Global population growth and climate change challenge food security severely, and adopting appropriate fertilization strategies to guarantee food production under climate change is uncertain. This research studied the crop yield and soil organic carbon (SOC) in peas-wheat-potato rotation system under four fertilization regimes (viz. unfertilized control (CK), applied mineral nitrogen and phosphorus fertilizer (NP), applied sheep manure (M), and applied NP+M (MNP)) through an 18-year field experiment combined with the DeNitrification-DeComposition biogeochemical modeling. We observed that MNP had the highest yield, the average total crop yield of pea, wheat and potato was 5784, 4735, 3240 and 1481 kg ha^-1 respectively in MNP, M, NP and CK. Manure application improved SOC significantly, it was 7.08, 7.51, 3.47 and 2.92 g kg^-1 respectively in MNP, M, NP and CK at the end of the field experiment. Under the Coupled Model Inter-comparison Project Phase 6 climate projection (2022–2100), in all four climate scenarios (SSP1–2.6, SSP2–4.5, SSP3–7.0 and SSP5–8.5), the yield order was MNP > M > NP > CK, and there was a significant difference in the average total yield of pea, wheat, and potato among treatments. Under future climate, the pea yields were higher than that in the historical period (2004–2021); the wheat yield in CK was similar to the historical period but it was higher in NP and M and lower in MNP than historical period. Moreover, the potato yield in MNP was slightly lower than that of the historical period but it was significantly higher in M and lower in NP and CK than historical period. Comparatively, MNP had higher yield stability and sustainability than NP, both under historical and future climate conditions. Fertilization reduced the yield response to growing-season precipitation under historical climate, while combined fertilization reduced the yield response to annual precipitation and average temperature in future climates. In addition, SOC increased in all treatments under the future climate scenarios and the effect of manure was significant, but the increase rate retarded as the climate scenario increase and time over. These results suggested that the combined application of manure and mineral fertilizer contributed to mitigating climate change’s impact on crop yields.

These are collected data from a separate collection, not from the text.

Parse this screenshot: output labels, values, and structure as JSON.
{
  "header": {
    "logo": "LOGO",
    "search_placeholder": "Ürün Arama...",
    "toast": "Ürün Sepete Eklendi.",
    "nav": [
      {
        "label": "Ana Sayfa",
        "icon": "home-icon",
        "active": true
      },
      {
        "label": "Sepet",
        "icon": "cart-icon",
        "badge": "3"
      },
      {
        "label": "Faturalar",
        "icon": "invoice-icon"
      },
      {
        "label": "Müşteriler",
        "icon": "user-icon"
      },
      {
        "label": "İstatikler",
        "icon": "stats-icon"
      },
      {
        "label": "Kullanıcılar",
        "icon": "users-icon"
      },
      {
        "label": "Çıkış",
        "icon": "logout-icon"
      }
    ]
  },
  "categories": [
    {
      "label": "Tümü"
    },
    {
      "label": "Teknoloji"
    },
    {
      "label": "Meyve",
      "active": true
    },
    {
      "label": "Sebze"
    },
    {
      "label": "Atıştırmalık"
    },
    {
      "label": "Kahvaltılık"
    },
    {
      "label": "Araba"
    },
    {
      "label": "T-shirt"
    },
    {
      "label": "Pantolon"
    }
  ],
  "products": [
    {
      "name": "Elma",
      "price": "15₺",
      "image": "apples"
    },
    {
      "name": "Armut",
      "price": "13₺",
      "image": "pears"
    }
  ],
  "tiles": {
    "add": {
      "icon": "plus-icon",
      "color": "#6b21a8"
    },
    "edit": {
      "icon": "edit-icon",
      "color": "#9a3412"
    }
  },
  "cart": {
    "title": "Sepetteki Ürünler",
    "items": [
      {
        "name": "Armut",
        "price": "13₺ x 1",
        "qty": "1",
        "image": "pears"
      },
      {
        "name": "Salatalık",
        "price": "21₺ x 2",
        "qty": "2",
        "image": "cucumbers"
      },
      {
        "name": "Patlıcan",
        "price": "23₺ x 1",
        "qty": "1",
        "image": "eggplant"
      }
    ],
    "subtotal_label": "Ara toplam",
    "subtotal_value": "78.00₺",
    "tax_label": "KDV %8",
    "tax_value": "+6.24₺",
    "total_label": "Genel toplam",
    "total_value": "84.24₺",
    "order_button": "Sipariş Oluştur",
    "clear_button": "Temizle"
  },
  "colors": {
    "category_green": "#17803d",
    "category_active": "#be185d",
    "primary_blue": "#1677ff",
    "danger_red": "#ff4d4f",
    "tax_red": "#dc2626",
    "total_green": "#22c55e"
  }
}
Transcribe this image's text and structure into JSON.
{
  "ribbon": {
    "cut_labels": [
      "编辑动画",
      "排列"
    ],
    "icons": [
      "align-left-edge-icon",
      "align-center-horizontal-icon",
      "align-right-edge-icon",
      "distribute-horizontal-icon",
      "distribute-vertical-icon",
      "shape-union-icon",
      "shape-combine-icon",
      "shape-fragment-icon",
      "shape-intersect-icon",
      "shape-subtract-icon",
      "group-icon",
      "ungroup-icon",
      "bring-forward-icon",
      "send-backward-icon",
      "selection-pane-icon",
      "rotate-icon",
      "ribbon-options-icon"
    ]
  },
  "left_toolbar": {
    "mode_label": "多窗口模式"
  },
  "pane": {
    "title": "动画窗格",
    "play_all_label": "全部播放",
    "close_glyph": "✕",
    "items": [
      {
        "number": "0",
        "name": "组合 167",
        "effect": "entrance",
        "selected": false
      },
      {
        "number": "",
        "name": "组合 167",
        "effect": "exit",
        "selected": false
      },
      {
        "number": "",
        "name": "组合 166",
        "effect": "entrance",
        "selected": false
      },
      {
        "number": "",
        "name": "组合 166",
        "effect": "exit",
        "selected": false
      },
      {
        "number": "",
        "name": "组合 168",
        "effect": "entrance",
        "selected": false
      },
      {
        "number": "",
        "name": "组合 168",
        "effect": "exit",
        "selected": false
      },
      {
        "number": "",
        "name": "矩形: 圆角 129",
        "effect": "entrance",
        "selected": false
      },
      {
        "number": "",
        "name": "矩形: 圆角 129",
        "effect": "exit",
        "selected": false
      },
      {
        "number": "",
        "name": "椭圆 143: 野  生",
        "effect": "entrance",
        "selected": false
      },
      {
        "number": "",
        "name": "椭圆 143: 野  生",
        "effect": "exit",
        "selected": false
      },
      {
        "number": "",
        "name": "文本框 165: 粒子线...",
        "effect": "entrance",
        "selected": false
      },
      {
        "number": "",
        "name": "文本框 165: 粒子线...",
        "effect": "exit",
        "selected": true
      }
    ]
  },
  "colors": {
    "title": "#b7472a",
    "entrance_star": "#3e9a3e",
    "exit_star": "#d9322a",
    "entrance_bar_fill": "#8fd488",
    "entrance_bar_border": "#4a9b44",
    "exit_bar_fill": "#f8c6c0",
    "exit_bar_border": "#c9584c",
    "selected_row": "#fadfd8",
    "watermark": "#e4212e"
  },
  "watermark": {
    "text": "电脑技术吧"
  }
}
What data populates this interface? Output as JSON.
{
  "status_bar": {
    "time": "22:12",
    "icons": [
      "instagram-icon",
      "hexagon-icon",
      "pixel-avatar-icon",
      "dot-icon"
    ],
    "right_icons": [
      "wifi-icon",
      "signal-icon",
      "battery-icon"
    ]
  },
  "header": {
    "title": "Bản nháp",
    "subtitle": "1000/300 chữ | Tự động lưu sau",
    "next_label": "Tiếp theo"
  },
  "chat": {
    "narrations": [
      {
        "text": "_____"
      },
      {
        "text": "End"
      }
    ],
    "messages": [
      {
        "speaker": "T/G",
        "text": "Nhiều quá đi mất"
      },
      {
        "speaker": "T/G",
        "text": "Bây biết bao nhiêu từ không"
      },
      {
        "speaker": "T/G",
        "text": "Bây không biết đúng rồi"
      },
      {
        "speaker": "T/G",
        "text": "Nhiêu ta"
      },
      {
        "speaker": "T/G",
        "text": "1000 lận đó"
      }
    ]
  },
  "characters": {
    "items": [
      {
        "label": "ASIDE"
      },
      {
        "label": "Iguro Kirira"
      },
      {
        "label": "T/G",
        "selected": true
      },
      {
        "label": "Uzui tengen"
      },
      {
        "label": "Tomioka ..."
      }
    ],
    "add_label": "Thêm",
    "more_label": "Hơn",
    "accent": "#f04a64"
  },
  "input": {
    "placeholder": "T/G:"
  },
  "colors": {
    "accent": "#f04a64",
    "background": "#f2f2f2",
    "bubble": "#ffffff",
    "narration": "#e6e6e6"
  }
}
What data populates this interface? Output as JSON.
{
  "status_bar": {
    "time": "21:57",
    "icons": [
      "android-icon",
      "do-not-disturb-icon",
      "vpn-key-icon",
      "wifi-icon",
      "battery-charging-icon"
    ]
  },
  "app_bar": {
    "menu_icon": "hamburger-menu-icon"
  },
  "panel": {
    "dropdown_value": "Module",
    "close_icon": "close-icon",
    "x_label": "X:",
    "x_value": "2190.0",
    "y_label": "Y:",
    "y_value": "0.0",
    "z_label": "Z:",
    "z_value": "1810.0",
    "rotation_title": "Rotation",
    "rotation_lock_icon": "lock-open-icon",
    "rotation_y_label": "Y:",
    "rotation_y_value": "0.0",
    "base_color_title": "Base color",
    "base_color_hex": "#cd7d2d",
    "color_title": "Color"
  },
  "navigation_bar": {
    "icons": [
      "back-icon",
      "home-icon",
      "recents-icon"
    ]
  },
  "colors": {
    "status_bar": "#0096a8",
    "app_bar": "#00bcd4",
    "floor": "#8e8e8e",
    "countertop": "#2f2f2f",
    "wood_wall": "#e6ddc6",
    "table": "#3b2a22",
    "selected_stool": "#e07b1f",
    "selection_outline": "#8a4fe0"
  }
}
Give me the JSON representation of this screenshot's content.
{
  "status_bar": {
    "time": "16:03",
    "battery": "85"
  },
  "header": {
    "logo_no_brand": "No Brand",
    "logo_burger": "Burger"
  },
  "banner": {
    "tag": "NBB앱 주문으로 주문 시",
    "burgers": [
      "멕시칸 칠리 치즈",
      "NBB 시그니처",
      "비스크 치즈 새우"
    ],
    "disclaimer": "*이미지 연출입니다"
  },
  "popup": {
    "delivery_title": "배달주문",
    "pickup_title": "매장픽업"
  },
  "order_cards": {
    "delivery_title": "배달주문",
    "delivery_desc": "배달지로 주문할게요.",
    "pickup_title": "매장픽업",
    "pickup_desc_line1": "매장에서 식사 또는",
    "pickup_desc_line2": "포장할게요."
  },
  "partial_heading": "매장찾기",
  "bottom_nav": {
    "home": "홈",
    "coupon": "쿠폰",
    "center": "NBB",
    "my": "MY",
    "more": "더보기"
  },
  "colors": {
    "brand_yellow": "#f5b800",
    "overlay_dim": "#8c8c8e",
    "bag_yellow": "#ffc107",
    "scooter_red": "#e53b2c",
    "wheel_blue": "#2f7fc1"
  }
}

全球人口增长和气候变化对粮食安全构成严峻挑战，采取合适的施肥策略保障气候变化下的粮食生产存在不确定性。本研究研究了四种施肥方式（即不施肥控制（CK）、施用无机氮磷肥（NP）、施用羊粪（M））下豌豆-小麦-马铃薯轮作系统的作物产量和土壤有机碳（ SOC ） , 并通过 18 年的现场实验结合反硝化-分解生物地球化学模型应用了 NP+M (MNP))。我们观察到 MNP 的产量最高，豌豆、小麦和马铃薯的平均总产量分别为 5784、4735、3240 和 1481 kg ha ^-1分别在 MNP、M、NP 和 CK 中。施用粪肥显着改善了 SOC，分别为 7.08、7.51、3.47 和 2.92 g kg ^-1田间试验结束时分别在MNP、M、NP和CK。在Coupled Model Inter-comparison Project Phase 6 climate projection (2022-2100)下，在所有四种气候情景（SSP1-2.6、SSP2-4.5、SSP3-7.0和SSP5-8.5）中，产量顺序为MNP > M > NP > CK，豌豆、小麦和马铃薯的平均总产量在各处理之间存在显着差异。在未来气候下，豌豆产量高于历史时期（2004-2021）；CK的小麦产量与历史时期相似，但NP和M的小麦产量高于历史时期，而MNP的小麦产量低于历史时期。此外，MNP 的马铃薯产量略低于历史时期，但 M 的马铃薯产量显着高于历史时期，NP 和 CK 的马铃薯产量低于历史时期。相比之下，MNP具有更高的产量稳定性和可持续性比 NP，无论是在历史和未来的气候条件下。施肥降低了历史气候下产量对生长季降水的响应，而复合施肥降低了产量对未来气候年降水量和平均温度的响应。此外，SOC在未来气候情景下所有处理均有所增加，粪肥的影响显着，但随着气候情景的增加和时间的推移，增加速度有所放缓。这些结果表明，粪肥和矿物肥料的结合施用有助于减轻气候变化对作物产量的影响。